Voter Guide for 2012 San Francisco Ballot Initiatives

 

A – City College Parcel Tax – New tax of $79 per land parcel for 8 years to generate $16 million per year for City College of San Francisco.

  • Recommend:  NO
  • Why to vote for it:  You believe that 90,000 is a huge number of students, and $79/year isn’t really that much money. Someone has to make up for the state cutting funding to CCSF.  We can get serious about budget reform at the next election, not this one.  We already voted to give them $440 million in 2001 and 2005 – why stop now?
  • Why to vote against it:  You love education, but can’t support a terribly managed institution that overspends on salaries and refuses to implement even basic reforms.  Berkeley’s free online courses might provide a better education than CCSF’s teachers. Your nanny would become way too expensive with an associate degree.

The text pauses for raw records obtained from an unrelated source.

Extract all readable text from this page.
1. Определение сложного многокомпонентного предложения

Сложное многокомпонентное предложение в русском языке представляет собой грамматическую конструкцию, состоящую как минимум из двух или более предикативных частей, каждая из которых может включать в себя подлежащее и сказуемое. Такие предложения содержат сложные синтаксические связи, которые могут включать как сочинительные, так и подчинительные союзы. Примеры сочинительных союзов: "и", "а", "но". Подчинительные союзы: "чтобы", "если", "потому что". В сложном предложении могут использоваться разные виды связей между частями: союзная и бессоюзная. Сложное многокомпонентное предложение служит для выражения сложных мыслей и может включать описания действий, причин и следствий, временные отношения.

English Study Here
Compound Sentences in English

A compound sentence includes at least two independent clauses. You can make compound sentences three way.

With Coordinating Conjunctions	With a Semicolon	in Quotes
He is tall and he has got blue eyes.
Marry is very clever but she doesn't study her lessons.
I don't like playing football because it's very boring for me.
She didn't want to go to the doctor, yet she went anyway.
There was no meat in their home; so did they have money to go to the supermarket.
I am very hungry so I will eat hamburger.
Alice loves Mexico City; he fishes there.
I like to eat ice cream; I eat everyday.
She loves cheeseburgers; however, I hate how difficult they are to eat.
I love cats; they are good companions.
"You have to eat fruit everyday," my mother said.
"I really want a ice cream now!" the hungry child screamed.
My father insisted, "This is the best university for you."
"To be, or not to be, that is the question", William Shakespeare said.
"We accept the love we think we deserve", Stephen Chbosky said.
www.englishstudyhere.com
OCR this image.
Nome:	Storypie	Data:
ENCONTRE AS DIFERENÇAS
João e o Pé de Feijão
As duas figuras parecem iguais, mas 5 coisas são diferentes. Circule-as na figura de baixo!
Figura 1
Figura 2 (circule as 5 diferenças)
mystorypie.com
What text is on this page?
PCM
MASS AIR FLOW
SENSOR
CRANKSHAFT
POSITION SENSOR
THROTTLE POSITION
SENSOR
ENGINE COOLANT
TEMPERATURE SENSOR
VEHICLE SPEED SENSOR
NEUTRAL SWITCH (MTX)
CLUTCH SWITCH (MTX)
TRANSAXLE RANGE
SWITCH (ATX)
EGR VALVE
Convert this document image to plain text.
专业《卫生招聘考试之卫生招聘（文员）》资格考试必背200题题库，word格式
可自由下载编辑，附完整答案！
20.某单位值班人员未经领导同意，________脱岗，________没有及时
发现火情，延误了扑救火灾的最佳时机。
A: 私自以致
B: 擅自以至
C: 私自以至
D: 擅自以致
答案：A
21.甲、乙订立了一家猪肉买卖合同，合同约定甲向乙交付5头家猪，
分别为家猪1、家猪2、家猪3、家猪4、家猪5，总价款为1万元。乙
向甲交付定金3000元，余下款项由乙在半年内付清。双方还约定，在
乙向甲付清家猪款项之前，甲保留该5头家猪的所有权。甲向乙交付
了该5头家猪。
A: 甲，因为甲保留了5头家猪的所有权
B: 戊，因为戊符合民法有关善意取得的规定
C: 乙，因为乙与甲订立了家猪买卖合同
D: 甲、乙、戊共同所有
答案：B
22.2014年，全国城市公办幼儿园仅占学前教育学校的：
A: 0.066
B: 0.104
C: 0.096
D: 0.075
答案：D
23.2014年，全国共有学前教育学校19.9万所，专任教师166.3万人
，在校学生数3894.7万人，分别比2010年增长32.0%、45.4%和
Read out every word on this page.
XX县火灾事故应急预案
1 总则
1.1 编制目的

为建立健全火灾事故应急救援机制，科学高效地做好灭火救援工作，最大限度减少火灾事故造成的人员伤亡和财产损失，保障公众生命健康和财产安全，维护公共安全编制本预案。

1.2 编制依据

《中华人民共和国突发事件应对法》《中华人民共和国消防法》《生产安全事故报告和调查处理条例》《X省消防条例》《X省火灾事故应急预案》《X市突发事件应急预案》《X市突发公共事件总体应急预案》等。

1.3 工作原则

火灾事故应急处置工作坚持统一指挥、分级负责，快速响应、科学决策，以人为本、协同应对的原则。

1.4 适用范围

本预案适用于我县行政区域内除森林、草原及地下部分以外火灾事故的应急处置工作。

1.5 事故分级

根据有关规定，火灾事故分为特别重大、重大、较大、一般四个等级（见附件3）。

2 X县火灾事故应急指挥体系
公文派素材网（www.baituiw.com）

B – Clean and Safe Neighborhood Parks Bond – $195 million in new bonds to fun repairs and upgrades to San Francisco parks

  • Recommend:  No
  • Reasons to vote yes:  You believe that we’ll have to make the repairs sometime, and city government can’t do it without this bond issue.  You think that bonds are free money.  You’ve forgotten that you already pay taxes to the city.
  • Reasons to vote no:  You’re tired of being asked to pay again for things you’ve already paid for.  You plan to stay in San Francisco, and need to keep some cash around to cover firefighter pensions when they come due.

C – Create a Housing Trust Fund to subsidize low- and moderate-income housing


D – Consolidate elections so that City Attorney and Treasurer are elected at the same elections as the Mayor, Sheriff and District Attorney

  • Recommend:  Yes
  • Reasons to vote yes:  You want to save an estimated $1 million per year, starting in 2017.  Your brain can accommodate ballots a bit longer than this one.  “City Attorney and Treasurer?  OK, let’s get it over with.”
  • Reasons to vote no:  You don’t care about $1 million – the City will only waste it on some schools or parks.  Years without elections make you lonely and sad.

E – Replace San Francisco’s payroll tax with a business gross receipts tax and higher business registration fees.

  • Recommend:  Yes
  • Reasons to vote yes:  You want more jobs in San Francisco, and you believe that a payroll tax punishes companies for creating jobs here.  You’re about to hire 500 people in San Francisco and you’d sure like to avoid the payroll tax.  Making companies add another $28 million to City revenues makes you feel better about voting against the bond issues.
  • Reasons to vote no:  You’re worried this will backfire by encouraging companies to move out of San Francisco altogether.  You are the only employee at your own company, and revenues are, shall we say, strong.


F – Directs San Francisco to spend $8 million on a plan to drain Hetch Hetchy reservoir and replace its water and electrical power.

  • Recommend:  No
  • Reasons to vote yes:  You’ve always wanted to restore Hetch Hetchy to its natural splendor.  You think that a city government that spends $6.5 billion annually needs to be told how to earmark $8 million of planning funds.  You’re pretty sure that California has always had more water and electricity than it can ever use.
  • Reasons to vote no:  You’d like to focus City government on slightly larger issues, like pension reform and maintaining MUNI.  You’ve watched the government plan the America’s Cup, and would rather they not touch the source of 85% of the City’s water.  You know that if we’re going to destroy Hetch Hetchy the companies who will supply replacement water and power would be happy to provide this plan for free.

G – Corporate personhood – Makes it San Francisco’s position that companies should not have the same rights as human beings, and that they should be subject to limits on political donations.

  • Recommend:  No
  • Reasons to vote yes:  You’re outraged over Citizens United decision and you think a San Francisco ballot initiative might start a movement to overturn it.  You look forward to more mocking Fox News editorials about San Francisco.
  • Reasons to vote no:  Even though you disagree with Citizens United, you’d rather not keep abusing the ballot initiatives through meaningless proclamations. You think corporate donations are the only meaningful counterweight to the advantages of incumbency.  You wonder how the city that gave illegal aliens full citizenship rights could want to deny those same rights to corporations.  You’d kind of like to marry Apple, and want to keep the option open.